Era un hombre pequeño de gran musculatura. Le decían "el cara de chucho" y era el jefe en palabras de la zona. Se sentaba en un esquina, cerca de la malla ciclónica que delimita la cancha. Leía el periódico y a veces jugaba algún partido de ajedrez con algún subalterno. Lo buscaban cuando dos mujeres se disputaban las calles para vender sus grasientos platillos de maíz. Tenía un tatuaje de un chucho muy plantoso en la espalda, además de dos grandes números.

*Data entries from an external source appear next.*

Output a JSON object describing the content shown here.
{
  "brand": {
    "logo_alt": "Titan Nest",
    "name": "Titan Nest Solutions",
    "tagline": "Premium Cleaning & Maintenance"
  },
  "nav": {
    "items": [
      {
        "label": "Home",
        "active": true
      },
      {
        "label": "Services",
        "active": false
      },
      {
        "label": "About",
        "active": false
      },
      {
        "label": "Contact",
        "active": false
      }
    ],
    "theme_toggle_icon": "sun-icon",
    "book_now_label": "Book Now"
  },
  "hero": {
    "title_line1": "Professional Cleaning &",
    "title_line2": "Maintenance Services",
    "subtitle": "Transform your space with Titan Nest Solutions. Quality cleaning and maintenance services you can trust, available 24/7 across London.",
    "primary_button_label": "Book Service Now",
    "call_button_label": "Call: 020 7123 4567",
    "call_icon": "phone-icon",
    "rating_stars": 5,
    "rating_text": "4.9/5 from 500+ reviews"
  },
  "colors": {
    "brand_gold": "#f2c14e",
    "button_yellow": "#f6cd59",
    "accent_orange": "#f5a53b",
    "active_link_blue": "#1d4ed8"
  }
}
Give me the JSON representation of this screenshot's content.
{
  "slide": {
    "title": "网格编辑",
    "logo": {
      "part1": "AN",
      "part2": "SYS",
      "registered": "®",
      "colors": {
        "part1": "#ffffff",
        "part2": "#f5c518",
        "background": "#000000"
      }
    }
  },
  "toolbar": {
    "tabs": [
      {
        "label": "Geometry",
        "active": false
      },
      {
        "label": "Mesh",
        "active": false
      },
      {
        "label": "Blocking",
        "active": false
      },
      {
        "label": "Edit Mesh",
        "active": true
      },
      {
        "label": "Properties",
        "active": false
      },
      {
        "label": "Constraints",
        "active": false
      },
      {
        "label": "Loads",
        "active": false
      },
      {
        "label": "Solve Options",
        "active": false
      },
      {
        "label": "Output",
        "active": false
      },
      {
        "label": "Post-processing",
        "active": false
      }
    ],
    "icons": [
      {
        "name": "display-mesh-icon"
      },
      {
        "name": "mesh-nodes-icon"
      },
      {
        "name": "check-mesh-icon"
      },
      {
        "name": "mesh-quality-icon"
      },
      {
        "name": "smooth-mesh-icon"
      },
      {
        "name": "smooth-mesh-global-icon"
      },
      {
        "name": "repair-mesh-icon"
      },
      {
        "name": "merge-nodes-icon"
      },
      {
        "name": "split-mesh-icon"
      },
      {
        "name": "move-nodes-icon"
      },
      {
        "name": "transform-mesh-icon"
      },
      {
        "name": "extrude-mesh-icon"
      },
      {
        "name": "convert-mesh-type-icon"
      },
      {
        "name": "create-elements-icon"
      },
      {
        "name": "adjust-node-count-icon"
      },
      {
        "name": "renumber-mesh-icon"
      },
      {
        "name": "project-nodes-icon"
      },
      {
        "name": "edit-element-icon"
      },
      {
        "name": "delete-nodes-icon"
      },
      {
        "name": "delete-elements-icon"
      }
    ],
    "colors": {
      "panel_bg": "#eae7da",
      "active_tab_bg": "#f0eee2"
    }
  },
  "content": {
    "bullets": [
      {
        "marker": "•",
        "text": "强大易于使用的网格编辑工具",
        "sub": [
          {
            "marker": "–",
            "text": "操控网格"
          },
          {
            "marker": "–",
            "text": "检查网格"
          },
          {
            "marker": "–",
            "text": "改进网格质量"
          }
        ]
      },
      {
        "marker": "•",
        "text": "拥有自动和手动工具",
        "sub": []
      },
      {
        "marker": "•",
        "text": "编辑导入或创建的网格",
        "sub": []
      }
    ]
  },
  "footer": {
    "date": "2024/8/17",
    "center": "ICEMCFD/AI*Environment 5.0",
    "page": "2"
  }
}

Sucedió una tarde que los uniformados llegaron a interrogarlo, sin embargo, fue todo parte de la rutina. Esos mismos uniformados llegaron a cada casa de la línea del tren. Revisaron todo. Hasta los búhos en la pared.
"¿ Por qué le gustan los búhos?"
"No sé fíjese, me gustan"
Se fueron y pasaron los días. Una noche de finales de abril. Un camión completo llegó a la cancha. Luego a cada casa seleccionada según algún rumor o criterio. El resultado fue: dos buses llenos de mujeres que preguntaban por qué. Nadie les respondía.
Al siguiente día, "el cara de chucho" seguía en el mismo sitio. Esta vez con vacantes para nuevo personal femenino.